I'm highly suspicious of that word, unattainable. I was having this same thought while reading [b:A Map to the Door of No Return|379994|A Map to the Door of No Return|Dionne Brand|https://i.gr-assets.com/images/S/compressed.photo.goodreads.com/books/1174322794l/379994._SY75_.jpg|369800] by Dionne Brand (another excellent non-vacation read that I read during vacation!) when she was talking about how we turn away from those "on the edges" of society--and that is that if this pandemic has taught me anything, it is that nothing is unattainable.

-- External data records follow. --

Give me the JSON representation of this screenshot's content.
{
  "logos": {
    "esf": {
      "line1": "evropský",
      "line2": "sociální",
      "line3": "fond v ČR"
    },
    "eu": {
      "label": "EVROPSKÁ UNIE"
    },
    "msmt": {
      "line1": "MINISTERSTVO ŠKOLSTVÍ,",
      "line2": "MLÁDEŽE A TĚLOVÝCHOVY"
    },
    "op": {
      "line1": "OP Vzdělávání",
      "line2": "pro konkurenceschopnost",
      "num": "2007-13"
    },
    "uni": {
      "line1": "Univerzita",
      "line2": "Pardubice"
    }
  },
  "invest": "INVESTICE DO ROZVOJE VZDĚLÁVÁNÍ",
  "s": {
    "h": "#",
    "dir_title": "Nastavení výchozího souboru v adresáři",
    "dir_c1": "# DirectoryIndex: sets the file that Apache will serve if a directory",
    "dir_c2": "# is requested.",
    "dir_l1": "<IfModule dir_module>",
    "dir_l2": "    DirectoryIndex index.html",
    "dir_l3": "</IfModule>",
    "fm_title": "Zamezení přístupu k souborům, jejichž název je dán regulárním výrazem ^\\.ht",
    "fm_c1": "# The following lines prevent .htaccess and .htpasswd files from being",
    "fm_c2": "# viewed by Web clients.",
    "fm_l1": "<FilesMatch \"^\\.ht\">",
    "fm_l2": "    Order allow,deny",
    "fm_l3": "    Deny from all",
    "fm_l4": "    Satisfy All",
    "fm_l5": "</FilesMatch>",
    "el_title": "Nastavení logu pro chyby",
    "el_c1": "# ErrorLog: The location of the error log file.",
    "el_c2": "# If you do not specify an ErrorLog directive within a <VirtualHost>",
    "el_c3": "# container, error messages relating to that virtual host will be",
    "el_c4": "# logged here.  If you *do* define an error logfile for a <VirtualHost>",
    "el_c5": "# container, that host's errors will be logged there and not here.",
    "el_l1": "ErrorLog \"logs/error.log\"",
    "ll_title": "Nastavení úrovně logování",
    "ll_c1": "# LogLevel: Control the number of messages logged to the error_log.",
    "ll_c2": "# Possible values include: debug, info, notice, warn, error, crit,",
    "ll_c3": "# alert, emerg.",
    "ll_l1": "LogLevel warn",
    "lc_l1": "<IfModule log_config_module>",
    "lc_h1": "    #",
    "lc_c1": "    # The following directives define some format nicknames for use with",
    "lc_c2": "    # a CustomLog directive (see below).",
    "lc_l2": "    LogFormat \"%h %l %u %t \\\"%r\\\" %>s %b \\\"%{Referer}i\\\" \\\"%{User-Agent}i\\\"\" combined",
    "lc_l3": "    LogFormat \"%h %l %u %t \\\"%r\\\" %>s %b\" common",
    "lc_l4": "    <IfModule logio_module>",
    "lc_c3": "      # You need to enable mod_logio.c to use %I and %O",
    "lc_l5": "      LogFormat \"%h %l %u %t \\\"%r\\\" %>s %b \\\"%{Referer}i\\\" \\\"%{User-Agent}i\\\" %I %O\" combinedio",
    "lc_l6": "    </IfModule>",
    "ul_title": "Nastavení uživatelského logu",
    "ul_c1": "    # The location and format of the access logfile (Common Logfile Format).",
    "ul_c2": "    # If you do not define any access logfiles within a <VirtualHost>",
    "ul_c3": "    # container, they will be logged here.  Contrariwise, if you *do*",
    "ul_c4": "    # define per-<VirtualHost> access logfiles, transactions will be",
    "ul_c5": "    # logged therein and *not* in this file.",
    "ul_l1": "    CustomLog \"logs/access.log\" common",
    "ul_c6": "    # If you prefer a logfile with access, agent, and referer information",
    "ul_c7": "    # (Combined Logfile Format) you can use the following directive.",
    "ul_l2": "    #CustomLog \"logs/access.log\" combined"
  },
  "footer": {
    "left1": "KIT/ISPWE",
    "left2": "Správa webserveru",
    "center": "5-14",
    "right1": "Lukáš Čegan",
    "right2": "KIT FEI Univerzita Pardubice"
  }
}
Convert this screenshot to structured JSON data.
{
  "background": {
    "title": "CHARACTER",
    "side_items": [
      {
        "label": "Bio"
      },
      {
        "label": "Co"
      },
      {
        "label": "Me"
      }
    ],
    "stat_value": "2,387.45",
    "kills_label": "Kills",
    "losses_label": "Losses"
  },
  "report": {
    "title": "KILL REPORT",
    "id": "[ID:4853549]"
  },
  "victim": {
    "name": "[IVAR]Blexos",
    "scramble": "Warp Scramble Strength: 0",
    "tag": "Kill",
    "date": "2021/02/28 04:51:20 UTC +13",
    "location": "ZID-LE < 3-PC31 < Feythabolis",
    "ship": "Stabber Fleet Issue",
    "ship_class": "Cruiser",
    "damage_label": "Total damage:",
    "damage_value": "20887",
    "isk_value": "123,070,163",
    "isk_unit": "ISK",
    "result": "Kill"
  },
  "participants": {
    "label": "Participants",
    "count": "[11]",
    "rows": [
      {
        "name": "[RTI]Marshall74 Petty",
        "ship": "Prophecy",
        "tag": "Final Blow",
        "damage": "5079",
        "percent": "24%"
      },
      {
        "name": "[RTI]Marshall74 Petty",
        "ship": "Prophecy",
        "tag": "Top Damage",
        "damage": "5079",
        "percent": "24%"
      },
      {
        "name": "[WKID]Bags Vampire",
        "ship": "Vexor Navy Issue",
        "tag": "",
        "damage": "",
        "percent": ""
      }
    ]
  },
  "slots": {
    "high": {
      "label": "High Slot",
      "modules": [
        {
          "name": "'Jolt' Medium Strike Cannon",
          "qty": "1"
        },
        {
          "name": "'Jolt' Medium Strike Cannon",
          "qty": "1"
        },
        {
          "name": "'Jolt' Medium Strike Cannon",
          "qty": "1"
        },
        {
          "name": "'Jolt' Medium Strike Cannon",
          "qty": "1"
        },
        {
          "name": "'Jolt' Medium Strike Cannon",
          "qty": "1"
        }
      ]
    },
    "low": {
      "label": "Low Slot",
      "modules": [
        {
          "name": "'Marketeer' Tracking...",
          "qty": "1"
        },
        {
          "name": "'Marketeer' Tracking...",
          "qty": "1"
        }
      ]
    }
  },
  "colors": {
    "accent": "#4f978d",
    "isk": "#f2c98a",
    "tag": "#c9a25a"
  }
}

If cities and whole countries can grind to a halt for this pandemic, then that means that if enough people cared about something to the point where we think it's unacceptable, then we can stop everything and address it. Doesn't mean we'd solve it, but at least we're not living with it like it's normal. If we decided that certain things are unacceptable--not just the pandemic, but

- poverty
- child abuse
- climate change

just to name three of many, then we can begin to address it in a humane way. A lot of what is "unattainable" is only so because it has not been attained (or we have not wanted to attain it badly enough as a society).

Also, a lot of these problems could be eased, maybe not solved but eased, by better public policy, more compassionate institutions, and more social safety nets. That's a first step, at least. Reducing suffering is not an all or nothing proposition. We can't say just because we can't fix everything, we might as well not try at all.